According to a government aviation incident report, an Air Canada flight from Vancouver to Winnipeg “reported a large balloon about 4,000 feet above them with something hanging from it” on the afternoon of Jan. 31. The plane was approximately 120 kilometres from Cranbrook, in southeastern B.C., at the time. Available online, the report also states that Norad was advised.

Short for North American Aerospace Defence Command, Norad is a joint Canada-U.S. defence group tasked with protecting the continent from incoming threats. A Norad spokesperson could not provide additional details.

The aviation incident report was published Monday by Transport Canada, the federal transportation department. The report itself would have been made to air traffic controllers with Nav Canada, a private company. A Nav Canada spokesperson referred questions to Transport Canada, which did not immediately respond to a request for comment. In an email, an Air Canada spokesperson said they have no information to add. Transport Canada routinely cautions that reports in its online aviation incident database “contain preliminary, unconfirmed data which can be subject to change.”

The exact route of the balloon over Canada has not been disclosed. First detected near Alaska on Jan. 28, officials say it crossed into Canadian airspace in the Northwest Territories on Jan. 30 and travelled south, before re-entering the U.S. in Idaho on Jan. 31, which is not far from Cranbrook. On Friday, Canadian Defence Minister Anita Anand said authorities are still trying to determine if it collected intelligence over Canada.

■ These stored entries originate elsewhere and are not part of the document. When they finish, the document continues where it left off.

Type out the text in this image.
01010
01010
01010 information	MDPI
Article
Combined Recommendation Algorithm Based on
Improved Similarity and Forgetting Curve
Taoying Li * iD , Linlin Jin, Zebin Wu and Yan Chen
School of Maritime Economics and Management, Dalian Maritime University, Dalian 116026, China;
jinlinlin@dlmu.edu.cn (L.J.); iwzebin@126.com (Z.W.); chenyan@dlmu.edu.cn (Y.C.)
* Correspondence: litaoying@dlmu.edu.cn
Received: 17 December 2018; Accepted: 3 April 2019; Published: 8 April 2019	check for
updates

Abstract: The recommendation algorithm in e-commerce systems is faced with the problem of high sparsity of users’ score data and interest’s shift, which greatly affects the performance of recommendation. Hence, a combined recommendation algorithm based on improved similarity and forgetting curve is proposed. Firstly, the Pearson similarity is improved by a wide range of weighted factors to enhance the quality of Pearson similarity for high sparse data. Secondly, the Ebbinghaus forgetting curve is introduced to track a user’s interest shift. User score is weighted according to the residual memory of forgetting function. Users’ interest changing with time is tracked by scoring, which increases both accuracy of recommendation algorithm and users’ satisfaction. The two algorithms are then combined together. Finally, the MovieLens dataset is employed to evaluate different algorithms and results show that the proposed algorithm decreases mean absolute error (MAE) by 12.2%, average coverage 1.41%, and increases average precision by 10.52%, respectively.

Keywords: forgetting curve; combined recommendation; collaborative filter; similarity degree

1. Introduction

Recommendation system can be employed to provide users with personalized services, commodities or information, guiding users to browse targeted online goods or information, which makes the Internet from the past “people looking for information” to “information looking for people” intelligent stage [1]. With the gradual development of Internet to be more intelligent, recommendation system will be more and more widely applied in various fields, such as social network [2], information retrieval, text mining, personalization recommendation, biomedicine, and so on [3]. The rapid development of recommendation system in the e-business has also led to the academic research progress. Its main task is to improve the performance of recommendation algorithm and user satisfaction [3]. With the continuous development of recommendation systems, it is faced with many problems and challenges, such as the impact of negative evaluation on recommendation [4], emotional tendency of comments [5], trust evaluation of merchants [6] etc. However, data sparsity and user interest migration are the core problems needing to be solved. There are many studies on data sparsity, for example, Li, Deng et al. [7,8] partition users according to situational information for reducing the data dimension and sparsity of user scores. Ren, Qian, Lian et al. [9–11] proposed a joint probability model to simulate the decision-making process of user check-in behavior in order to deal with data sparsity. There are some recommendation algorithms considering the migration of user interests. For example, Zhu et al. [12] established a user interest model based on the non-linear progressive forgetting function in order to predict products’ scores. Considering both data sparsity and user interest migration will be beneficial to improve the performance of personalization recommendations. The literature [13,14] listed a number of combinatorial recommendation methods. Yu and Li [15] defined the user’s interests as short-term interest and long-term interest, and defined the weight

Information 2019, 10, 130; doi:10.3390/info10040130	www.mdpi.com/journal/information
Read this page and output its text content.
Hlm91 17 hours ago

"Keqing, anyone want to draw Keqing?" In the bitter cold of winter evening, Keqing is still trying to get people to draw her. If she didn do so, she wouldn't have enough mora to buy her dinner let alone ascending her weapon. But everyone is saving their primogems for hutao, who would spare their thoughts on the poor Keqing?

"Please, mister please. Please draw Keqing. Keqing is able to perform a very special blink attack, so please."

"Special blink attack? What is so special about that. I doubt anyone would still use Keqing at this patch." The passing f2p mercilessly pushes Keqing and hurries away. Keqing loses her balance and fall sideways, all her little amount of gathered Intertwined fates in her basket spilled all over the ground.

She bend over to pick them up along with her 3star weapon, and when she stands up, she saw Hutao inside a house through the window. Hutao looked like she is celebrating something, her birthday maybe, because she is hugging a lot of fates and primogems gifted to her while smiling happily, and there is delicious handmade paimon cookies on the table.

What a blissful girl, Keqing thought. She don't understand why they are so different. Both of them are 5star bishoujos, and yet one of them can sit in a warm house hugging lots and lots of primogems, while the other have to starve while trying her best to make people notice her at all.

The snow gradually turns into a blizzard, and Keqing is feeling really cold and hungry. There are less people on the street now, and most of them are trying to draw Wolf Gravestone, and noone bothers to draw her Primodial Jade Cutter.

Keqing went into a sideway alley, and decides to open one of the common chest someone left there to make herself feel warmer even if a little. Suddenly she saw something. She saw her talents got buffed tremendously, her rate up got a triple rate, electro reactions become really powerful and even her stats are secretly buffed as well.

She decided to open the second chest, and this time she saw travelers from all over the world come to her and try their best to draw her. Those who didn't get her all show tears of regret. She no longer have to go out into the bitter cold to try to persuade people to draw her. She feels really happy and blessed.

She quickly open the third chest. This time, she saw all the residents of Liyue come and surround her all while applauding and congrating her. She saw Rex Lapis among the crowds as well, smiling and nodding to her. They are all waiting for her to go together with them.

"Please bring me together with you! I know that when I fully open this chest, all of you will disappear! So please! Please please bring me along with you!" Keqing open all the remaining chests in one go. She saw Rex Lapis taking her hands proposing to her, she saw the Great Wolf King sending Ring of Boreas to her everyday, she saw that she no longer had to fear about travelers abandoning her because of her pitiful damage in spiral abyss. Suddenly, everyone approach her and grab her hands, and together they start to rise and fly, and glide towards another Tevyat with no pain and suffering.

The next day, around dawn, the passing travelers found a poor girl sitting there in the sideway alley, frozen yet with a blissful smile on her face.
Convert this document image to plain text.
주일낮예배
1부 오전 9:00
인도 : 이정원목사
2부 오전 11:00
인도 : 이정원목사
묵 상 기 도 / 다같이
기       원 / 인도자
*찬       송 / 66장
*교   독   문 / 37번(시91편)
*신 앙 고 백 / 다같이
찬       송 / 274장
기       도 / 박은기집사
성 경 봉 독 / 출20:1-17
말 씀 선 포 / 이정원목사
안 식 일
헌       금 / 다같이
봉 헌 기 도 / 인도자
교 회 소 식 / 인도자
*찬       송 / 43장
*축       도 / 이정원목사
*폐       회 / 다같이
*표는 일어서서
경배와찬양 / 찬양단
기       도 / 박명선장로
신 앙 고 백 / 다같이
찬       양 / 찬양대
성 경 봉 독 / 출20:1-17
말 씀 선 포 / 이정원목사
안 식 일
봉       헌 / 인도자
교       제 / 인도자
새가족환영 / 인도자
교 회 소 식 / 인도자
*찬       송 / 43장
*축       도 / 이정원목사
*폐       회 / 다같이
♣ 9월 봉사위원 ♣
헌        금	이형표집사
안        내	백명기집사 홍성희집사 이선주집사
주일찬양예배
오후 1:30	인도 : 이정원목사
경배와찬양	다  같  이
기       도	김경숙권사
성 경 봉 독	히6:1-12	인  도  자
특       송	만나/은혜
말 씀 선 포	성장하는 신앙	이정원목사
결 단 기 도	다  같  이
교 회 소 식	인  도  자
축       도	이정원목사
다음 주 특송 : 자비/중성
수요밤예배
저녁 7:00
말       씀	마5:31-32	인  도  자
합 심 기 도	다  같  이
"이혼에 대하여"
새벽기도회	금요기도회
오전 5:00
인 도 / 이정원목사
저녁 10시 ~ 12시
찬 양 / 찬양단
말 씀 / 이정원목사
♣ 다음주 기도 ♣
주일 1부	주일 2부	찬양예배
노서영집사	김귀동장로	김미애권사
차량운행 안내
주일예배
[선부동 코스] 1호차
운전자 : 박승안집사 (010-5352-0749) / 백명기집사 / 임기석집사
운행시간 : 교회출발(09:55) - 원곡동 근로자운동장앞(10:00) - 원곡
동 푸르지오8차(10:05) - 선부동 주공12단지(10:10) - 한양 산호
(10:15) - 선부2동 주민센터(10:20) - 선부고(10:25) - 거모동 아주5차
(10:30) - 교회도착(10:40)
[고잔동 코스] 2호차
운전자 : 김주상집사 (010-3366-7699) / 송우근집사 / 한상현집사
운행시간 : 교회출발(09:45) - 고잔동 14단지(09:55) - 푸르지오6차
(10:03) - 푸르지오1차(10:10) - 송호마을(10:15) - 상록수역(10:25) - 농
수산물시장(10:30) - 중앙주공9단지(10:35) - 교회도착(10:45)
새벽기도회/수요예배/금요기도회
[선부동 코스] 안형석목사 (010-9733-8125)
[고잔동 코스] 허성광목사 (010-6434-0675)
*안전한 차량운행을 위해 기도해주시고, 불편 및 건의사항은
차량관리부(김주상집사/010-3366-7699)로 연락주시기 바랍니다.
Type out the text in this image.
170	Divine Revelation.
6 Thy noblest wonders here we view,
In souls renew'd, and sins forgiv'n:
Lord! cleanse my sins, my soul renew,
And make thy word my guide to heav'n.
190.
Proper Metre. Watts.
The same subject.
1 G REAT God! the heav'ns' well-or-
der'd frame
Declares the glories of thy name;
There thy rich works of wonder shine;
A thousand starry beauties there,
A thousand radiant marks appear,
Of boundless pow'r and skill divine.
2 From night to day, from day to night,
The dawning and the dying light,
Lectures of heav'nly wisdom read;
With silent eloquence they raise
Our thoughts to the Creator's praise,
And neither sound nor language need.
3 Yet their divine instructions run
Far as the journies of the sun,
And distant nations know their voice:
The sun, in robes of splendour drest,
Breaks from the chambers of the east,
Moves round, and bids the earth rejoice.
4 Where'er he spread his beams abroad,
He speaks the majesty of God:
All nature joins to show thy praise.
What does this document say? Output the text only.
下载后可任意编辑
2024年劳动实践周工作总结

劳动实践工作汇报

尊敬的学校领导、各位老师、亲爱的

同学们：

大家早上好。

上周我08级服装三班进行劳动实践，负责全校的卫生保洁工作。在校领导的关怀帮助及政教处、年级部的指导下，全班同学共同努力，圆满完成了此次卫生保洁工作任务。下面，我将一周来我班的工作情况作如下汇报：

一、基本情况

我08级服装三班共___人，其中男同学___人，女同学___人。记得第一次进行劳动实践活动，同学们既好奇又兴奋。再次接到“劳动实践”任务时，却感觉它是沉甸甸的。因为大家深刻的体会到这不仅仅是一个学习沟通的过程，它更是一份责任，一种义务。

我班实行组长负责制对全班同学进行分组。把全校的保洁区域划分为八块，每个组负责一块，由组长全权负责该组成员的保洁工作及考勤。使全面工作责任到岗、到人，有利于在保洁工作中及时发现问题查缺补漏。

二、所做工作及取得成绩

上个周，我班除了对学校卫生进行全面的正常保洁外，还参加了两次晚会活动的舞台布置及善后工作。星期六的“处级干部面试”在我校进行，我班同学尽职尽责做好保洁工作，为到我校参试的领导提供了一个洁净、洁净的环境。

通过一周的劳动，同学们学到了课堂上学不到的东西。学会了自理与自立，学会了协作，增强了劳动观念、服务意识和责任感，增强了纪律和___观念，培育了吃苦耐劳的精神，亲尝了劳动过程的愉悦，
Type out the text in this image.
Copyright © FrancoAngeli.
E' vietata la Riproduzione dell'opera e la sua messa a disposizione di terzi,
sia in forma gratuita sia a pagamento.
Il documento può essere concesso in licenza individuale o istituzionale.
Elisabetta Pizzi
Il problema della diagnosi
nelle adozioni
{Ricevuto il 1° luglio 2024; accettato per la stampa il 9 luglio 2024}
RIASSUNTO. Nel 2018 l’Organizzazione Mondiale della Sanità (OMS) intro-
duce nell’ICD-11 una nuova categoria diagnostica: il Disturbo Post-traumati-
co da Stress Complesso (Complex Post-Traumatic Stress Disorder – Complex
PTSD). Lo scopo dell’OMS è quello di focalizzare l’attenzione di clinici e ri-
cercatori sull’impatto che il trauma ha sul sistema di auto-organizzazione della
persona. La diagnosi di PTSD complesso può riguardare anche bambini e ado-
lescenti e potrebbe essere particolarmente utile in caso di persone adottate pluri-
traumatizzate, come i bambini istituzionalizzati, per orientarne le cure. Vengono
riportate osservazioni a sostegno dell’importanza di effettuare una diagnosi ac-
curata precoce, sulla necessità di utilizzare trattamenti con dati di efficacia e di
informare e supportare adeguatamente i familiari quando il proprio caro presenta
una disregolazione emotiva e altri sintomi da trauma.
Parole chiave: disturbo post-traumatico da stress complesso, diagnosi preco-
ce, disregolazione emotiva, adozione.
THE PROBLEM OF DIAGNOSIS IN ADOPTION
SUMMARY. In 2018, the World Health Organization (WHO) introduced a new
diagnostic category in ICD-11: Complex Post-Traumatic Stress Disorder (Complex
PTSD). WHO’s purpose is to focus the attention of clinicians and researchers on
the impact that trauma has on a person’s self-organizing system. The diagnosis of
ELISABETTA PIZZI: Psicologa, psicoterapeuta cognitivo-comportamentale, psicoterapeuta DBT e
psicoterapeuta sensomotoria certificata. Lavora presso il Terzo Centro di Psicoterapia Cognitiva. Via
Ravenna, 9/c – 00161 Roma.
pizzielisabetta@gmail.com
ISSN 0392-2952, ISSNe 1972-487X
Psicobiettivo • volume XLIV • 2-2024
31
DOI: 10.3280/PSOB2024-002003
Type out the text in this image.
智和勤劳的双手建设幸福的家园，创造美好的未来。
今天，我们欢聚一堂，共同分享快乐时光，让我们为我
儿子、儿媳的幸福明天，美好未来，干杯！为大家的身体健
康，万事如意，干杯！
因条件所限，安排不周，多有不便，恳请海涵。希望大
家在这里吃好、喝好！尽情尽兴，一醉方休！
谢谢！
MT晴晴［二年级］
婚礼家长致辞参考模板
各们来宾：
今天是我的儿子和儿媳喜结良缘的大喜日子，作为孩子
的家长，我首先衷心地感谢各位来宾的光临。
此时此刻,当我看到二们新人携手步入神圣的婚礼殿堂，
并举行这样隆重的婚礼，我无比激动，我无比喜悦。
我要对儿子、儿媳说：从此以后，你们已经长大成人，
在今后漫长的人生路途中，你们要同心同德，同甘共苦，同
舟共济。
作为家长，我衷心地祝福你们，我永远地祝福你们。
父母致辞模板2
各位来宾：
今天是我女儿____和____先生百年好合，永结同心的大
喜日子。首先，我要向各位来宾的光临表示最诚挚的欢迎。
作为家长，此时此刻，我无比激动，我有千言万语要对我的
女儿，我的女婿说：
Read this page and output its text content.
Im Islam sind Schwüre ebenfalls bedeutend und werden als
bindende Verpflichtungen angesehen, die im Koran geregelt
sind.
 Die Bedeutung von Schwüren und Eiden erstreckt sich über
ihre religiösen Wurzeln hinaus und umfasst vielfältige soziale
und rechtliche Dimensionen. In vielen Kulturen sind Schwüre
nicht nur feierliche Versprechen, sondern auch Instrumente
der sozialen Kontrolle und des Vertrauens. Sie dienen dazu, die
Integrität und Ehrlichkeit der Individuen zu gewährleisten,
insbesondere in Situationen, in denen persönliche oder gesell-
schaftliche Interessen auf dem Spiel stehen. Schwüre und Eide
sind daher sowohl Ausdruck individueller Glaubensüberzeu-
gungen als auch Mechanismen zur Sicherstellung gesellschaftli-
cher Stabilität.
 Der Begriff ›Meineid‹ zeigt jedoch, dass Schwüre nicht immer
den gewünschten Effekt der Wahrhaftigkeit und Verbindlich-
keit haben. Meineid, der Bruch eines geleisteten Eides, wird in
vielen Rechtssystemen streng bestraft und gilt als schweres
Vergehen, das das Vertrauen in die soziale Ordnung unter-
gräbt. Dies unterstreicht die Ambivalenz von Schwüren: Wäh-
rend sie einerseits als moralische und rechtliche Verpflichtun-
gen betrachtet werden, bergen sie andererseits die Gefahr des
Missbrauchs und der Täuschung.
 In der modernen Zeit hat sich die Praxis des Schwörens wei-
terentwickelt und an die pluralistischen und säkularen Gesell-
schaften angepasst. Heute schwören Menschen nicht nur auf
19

Two hundred feet tall, manoeuvrable and with a payload of sensors the size of a jet airliner, the alleged surveillance balloon became public news on Feb. 1 as it flew above Montana, home to one of three U.S. nuclear missile silo sites. After it traversed the U.S., an American F-22 fighter jet finally brought it down with an air-to-air missile over the Atlantic Ocean near South Carolina on the afternoon of Feb. 4. China has denied that the balloon was collecting intelligence.